Refrigeration changed the world

A few interesting thoughts about how refrigeration has changed our world

Refrigeration changed the world – Today we buy frozen meat and fish, not to mention vegetables and ice cream without a second thought. But the preservation of meat for later consumption hasn’t always been that easy. While Ice houses were used to preserve animal carcasses, salting in barrels or smoking was far more common, but even then not entirely safe. It was James Harrison, a newspaper editor from Geelong, Australia, who, finding his fingers got cold from cleaning type with ether, set investigations in motion that resulted in refrigeration as we know it today.

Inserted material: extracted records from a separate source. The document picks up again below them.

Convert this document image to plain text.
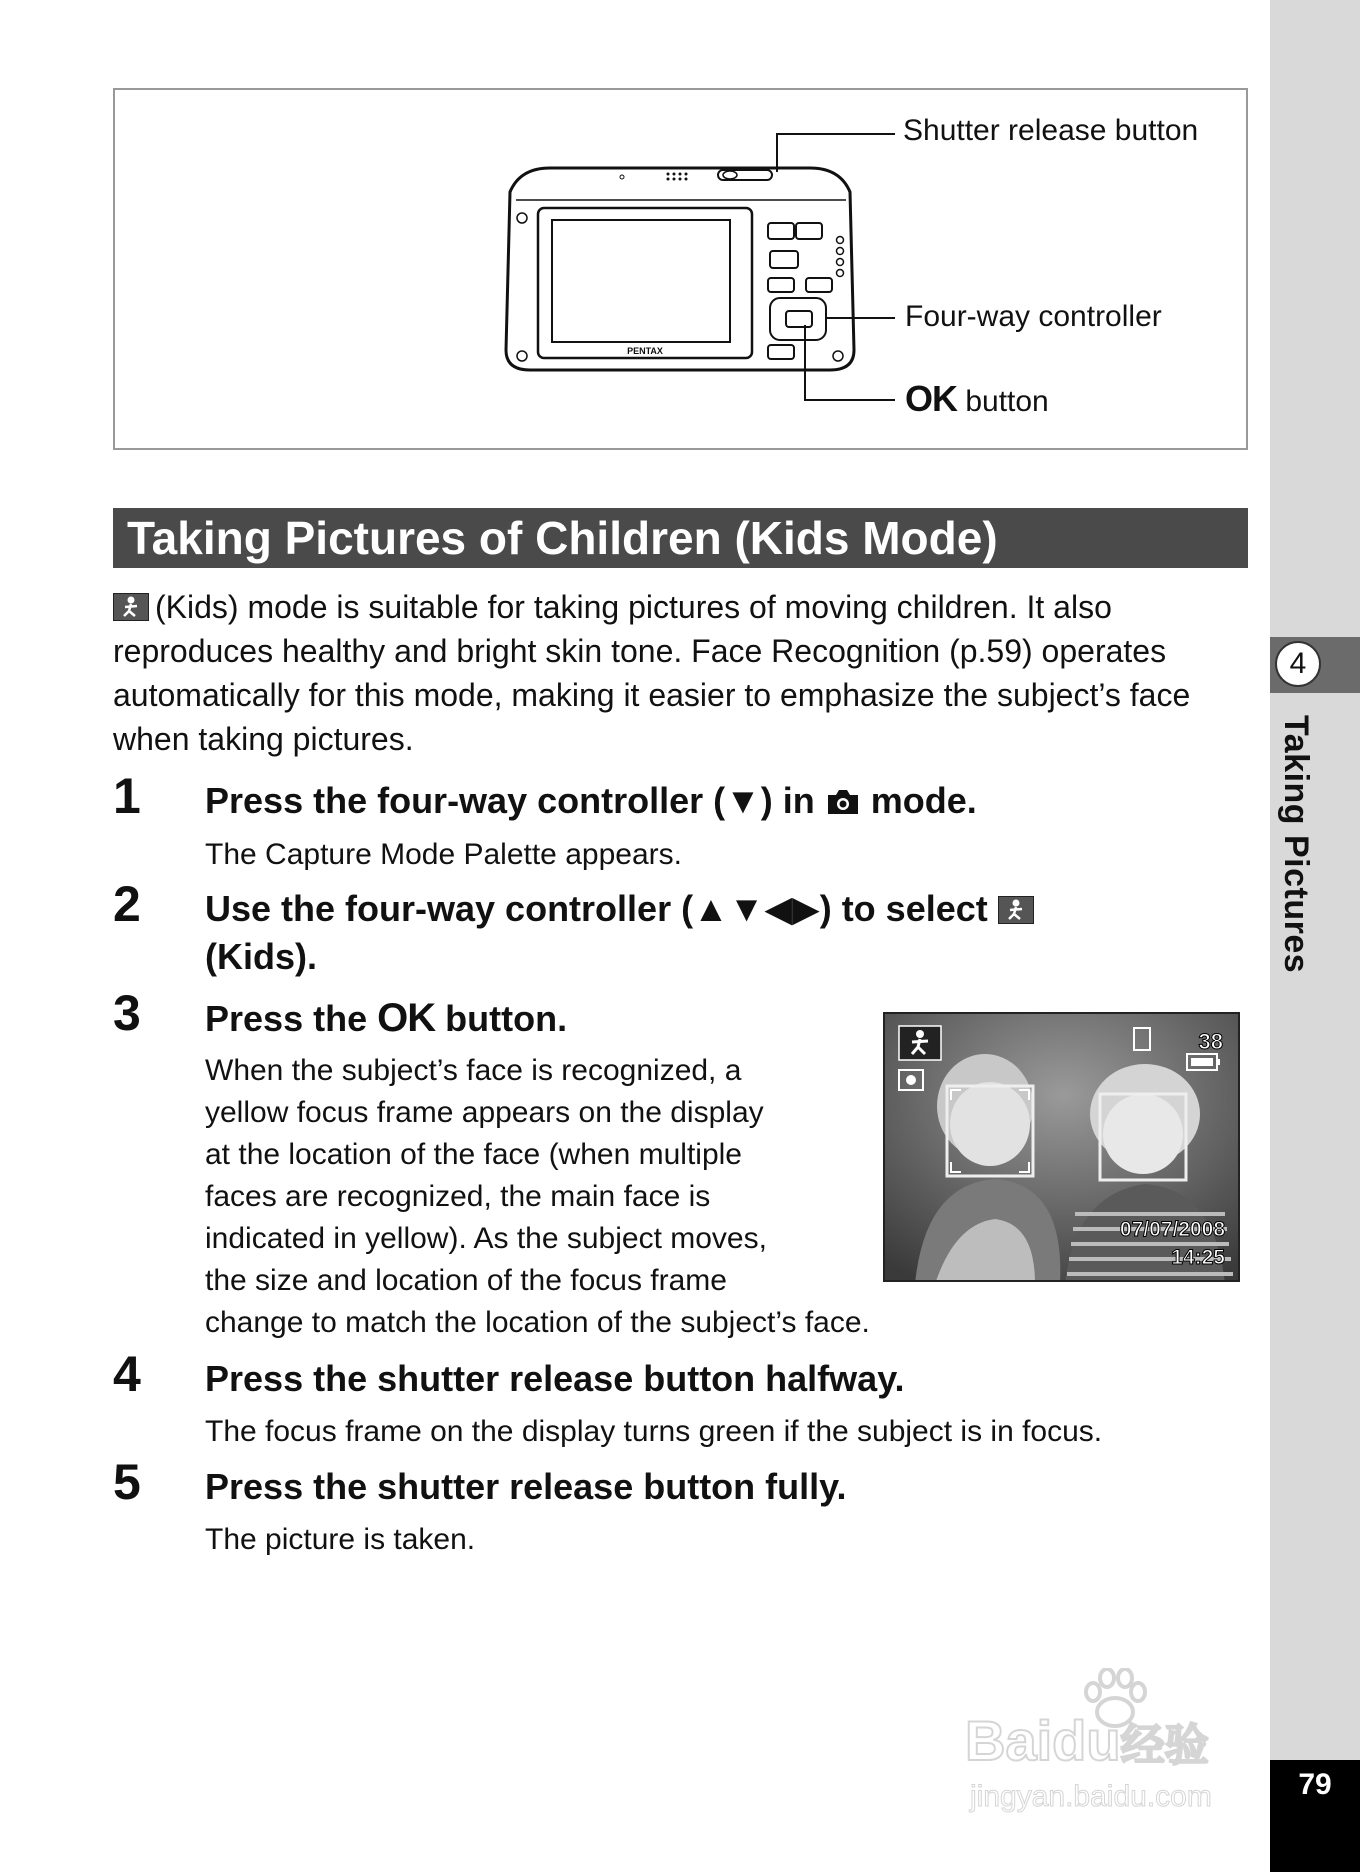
4
Taking Pictures
79
PENTAX
Shutter release button
Four-way controller
OK button
Taking Pictures of Children (Kids Mode)
(Kids) mode is suitable for taking pictures of moving children. It also reproduces healthy and bright skin tone. Face Recognition (p.59) operates automatically for this mode, making it easier to emphasize the subject’s face when taking pictures.
1 Press the four-way controller (▼) in mode.
The Capture Mode Palette appears.
2 Use the four-way controller (▲▼◀▶) to select

(Kids).
3 Press the OK button.
When the subject’s face is recognized, a
yellow focus frame appears on the display
at the location of the face (when multiple
faces are recognized, the main face is
indicated in yellow). As the subject moves,
the size and location of the focus frame
change to match the location of the subject’s face.
38
07/07/2008
14:25
4 Press the shutter release button halfway.
The focus frame on the display turns green if the subject is in focus.
5 Press the shutter release button fully.
The picture is taken.
Baidu经验
jingyan.baidu.com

At the end of the 19th Century, industrialising European cities were growing rapidly and colonies in South America, Australia and New Zealand had surplus livestock. If it could be slaughtered, frozen and transported safely across the equator, a huge business opportunity was there for the taking. After some mishaps, the commercial shipment of frozen carcases was proven with the voyage of the Dunedin in 1882. This sailing ship was equipped with the earliest coal powered refrigeration system and her cargo made a profit of 4700 GBP. A banquet was held at which the cooked frozen lamb was served. The brave souls that participated where watched for several days to see if they would survive the ordeal.


The Dunedin’s voyage was carefully watched by a Cape Town butcher David de Villiers Graaf.

A photograph of Sir David Graaff, 1st Baronet taken between 1882-1897.
A photograph of Sir David Graaff, 1st Baronet taken between 1882-1897.

Nicknamed “Octopus Graaf” for his tendency to get his tentacles into all sorts of business, Graaf had a “brambles” or slaughtering area in Cape Town. As soon as the telegraph brought news of the Dunedin’s success, he travelled to Europe and the US for several years sourcing equipment and know-how with which to establish Imperial Cold Storage. While his first cold store in Dock Road burnt down in the 1920’s the offices of the second edition still exist. Indeed, Cape Town’s first power station was also built by Octopus Graaf.






David de Villiers Graaf CapeTown_Molteno_Dam_1881
“Photograph of the newly completed Graaff Electric Lighting Works next to the Molteno Dam in 1895.”

The building still stands next to the Molteno reservoir and supplied power to his new cold store in Dock Road.









But surely frozen meats don’t really taste so good when they are defrosted and eaten. They tend to be mushy and tasteless as large ice crystals destroy their structure. The ultimate example of this was the alleged frozen woolly mammoth served up at the Explorers Club’s 1951 Dinner at New York’s Roosevelt Hotel. It was advertised as being 250,000 years old, dug from the permafrost of Akutan Island in the Bering Sea.


A sample of the meat served in 1951 that researchers used for DNA testing. Credit Yale Peabody Museum of Natural History
A sample of the meat served in 1951 that researchers used for DNA testing. Credit Yale Peabody Museum of Natural History


Being tasteless, one diner preserved a chunk which has recently been subjected to DNA testing. It seems the mammoth might have been a turtle after all.


The slow freezing problem challenge was solved by one Clarence Birdseye. He started out as a taxidermist, but discovered in the 1920’s that fresh fish caught in the high Arctic froze quickly at Minus 43ºC and tasted far better than when slow frozen. I suspect the Eskimos had known this for centuries but when western civilisation got hold of it a whole world of TV dinners and other frozen delectables opened up.




Ironically Birdseye’s first company went bankrupt from lack of interest, but his second was sold for a fortune to Goldman Sachs and eventually became part of Unilever.

 Clarence Birdseye
Clarence Birdseye

During my youth, its mascot, Captain Birds Eye, became the most recognisable captain on the planet with the exception of Captain Cook. One doesn’t easily forget his famous fish fingers and bye line, “Only the best for the Captain’s table”.